Aren’t we funny sometimes?
Dad and I went out last night, and were looking for some movies or TV seasons to buy and watch. As we were walking through Target, we found a couple things each of us might want. I was looking at the complete collection of Sex and The City. It was on sale at Target for $99.99 which is actually really good. Dad asked me if I wanted him to buy it for me. I laughed, and said, “No, dad, you don’t have to buy me anything.”
He said, “Your mother and I want to get you something, Mand. We WANT to get you a gift for Christmas.”
The funny thing is, I consider them being HERE my Christmas present. And yet, I still want to get THEM the perfect gift. Even though Brock has gotten a new computer, and we have a new TV, I feel like I really need to get him a gift. Something sweet, and thoughtful. I haven’t once thought about something that I want, or something I would like someone to get for me. Above all else, I want everyone to get something for Ronan – clothes, books, and movies. I know he wont know whether or not he gets things, or how much, but I so much want this to be a great Christmas for him. It wont bother me if I don’t open a single gift on Christmas day.

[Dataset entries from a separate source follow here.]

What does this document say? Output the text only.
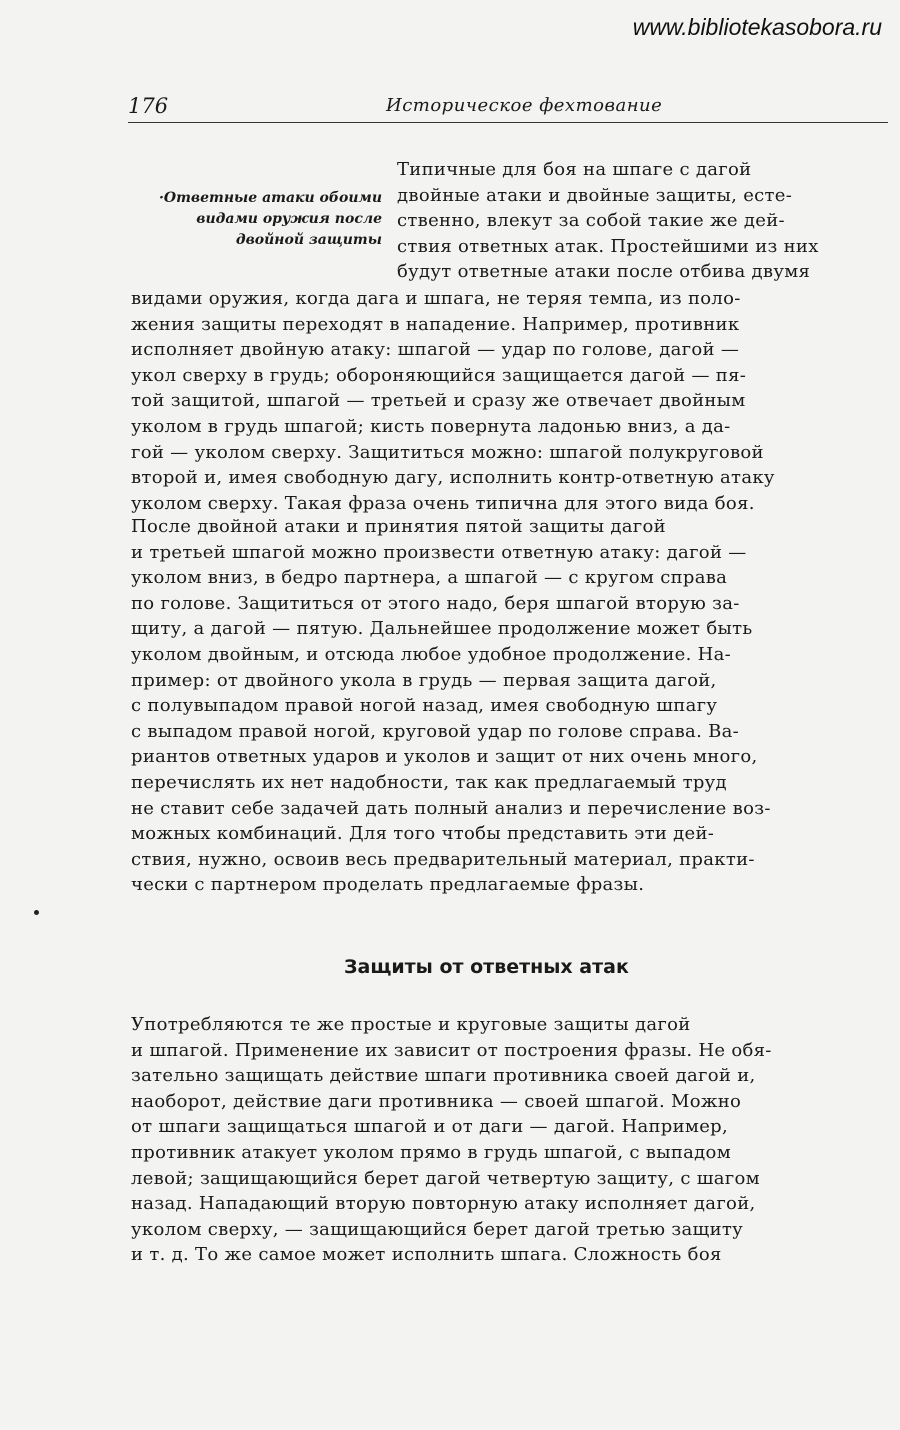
www.bibliotekasobora.ru
176	Историческое фехтование
·Ответные атаки обоими
видами оружия после
двойной защиты
Типичные для боя на шпаге с дагой
двойные атаки и двойные защиты, есте-
ственно, влекут за собой такие же дей-
ствия ответных атак. Простейшими из них
будут ответные атаки после отбива двумя
видами оружия, когда дага и шпага, не теряя темпа, из поло-
жения защиты переходят в нападение. Например, противник
исполняет двойную атаку: шпагой — удар по голове, дагой —
укол сверху в грудь; обороняющийся защищается дагой — пя-
той защитой, шпагой — третьей и сразу же отвечает двойным
уколом в грудь шпагой; кисть повернута ладонью вниз, а да-
гой — уколом сверху. Защититься можно: шпагой полукруговой
второй и, имея свободную дагу, исполнить контр-ответную атаку
уколом сверху. Такая фраза очень типична для этого вида боя.
После двойной атаки и принятия пятой защиты дагой
и третьей шпагой можно произвести ответную атаку: дагой —
уколом вниз, в бедро партнера, а шпагой — с кругом справа
по голове. Защититься от этого надо, беря шпагой вторую за-
щиту, а дагой — пятую. Дальнейшее продолжение может быть
уколом двойным, и отсюда любое удобное продолжение. На-
пример: от двойного укола в грудь — первая защита дагой,
с полувыпадом правой ногой назад, имея свободную шпагу
с выпадом правой ногой, круговой удар по голове справа. Ва-
риантов ответных ударов и уколов и защит от них очень много,
перечислять их нет надобности, так как предлагаемый труд
не ставит себе задачей дать полный анализ и перечисление воз-
можных комбинаций. Для того чтобы представить эти дей-
ствия, нужно, освоив весь предварительный материал, практи-
чески с партнером проделать предлагаемые фразы.
Защиты от ответных атак
Употребляются те же простые и круговые защиты дагой
и шпагой. Применение их зависит от построения фразы. Не обя-
зательно защищать действие шпаги противника своей дагой и,
наоборот, действие даги противника — своей шпагой. Можно
от шпаги защищаться шпагой и от даги — дагой. Например,
противник атакует уколом прямо в грудь шпагой, с выпадом
левой; защищающийся берет дагой четвертую защиту, с шагом
назад. Нападающий вторую повторную атаку исполняет дагой,
уколом сверху, — защищающийся берет дагой третью защиту
и т. д. То же самое может исполнить шпага. Сложность боя
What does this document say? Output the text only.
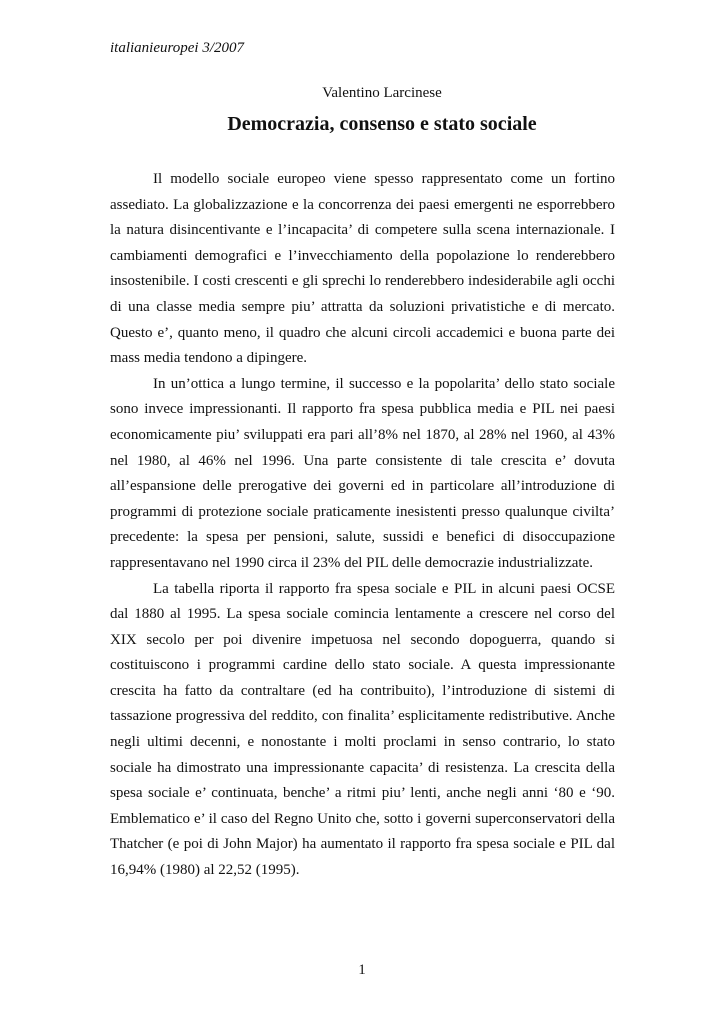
italianieuropei 3/2007

Valentino Larcinese

Democrazia, consenso e stato sociale

Il modello sociale europeo viene spesso rappresentato come un fortino assediato. La globalizzazione e la concorrenza dei paesi emergenti ne esporrebbero la natura disincentivante e l’incapacita’ di competere sulla scena internazionale. I cambiamenti demografici e l’invecchiamento della popolazione lo renderebbero insostenibile. I costi crescenti e gli sprechi lo renderebbero indesiderabile agli occhi di una classe media sempre piu’ attratta da soluzioni privatistiche e di mercato. Questo e’, quanto meno, il quadro che alcuni circoli accademici e buona parte dei mass media tendono a dipingere.

In un’ottica a lungo termine, il successo e la popolarita’ dello stato sociale sono invece impressionanti. Il rapporto fra spesa pubblica media e PIL nei paesi economicamente piu’ sviluppati era pari all’8% nel 1870, al 28% nel 1960, al 43% nel 1980, al 46% nel 1996. Una parte consistente di tale crescita e’ dovuta all’espansione delle prerogative dei governi ed in particolare all’introduzione di programmi di protezione sociale praticamente inesistenti presso qualunque civilta’ precedente: la spesa per pensioni, salute, sussidi e benefici di disoccupazione rappresentavano nel 1990 circa il 23% del PIL delle democrazie industrializzate.

La tabella riporta il rapporto fra spesa sociale e PIL in alcuni paesi OCSE dal 1880 al 1995. La spesa sociale comincia lentamente a crescere nel corso del XIX secolo per poi divenire impetuosa nel secondo dopoguerra, quando si costituiscono i programmi cardine dello stato sociale. A questa impressionante crescita ha fatto da contraltare (ed ha contribuito), l’introduzione di sistemi di tassazione progressiva del reddito, con finalita’ esplicitamente redistributive. Anche negli ultimi decenni, e nonostante i molti proclami in senso contrario, lo stato sociale ha dimostrato una impressionante capacita’ di resistenza. La crescita della spesa sociale e’ continuata, benche’ a ritmi piu’ lenti, anche negli anni ‘80 e ‘90. Emblematico e’ il caso del Regno Unito che, sotto i governi superconservatori della Thatcher (e poi di John Major) ha aumentato il rapporto fra spesa sociale e PIL dal 16,94% (1980) al 22,52 (1995).

1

I want to buy and buy and buy for everyone. I love to wrap gifts, and I love to see people open what I get them. Strangely, though, I always have a really difficult time thinking of ‘thoughtful’ gifts to get everyone. I find myself wondering, every year, what to get and how much to spend. It’s so stressful, and really I just want it to be fun.
I haven’t decorated at all, and I wish I could do that, too. Finances just wont allow. Maybe next year?
I’m just thankful my family is here, everyone is having a wonderful time, and I get to share my son with my parents. That is the best gift I could have asked for.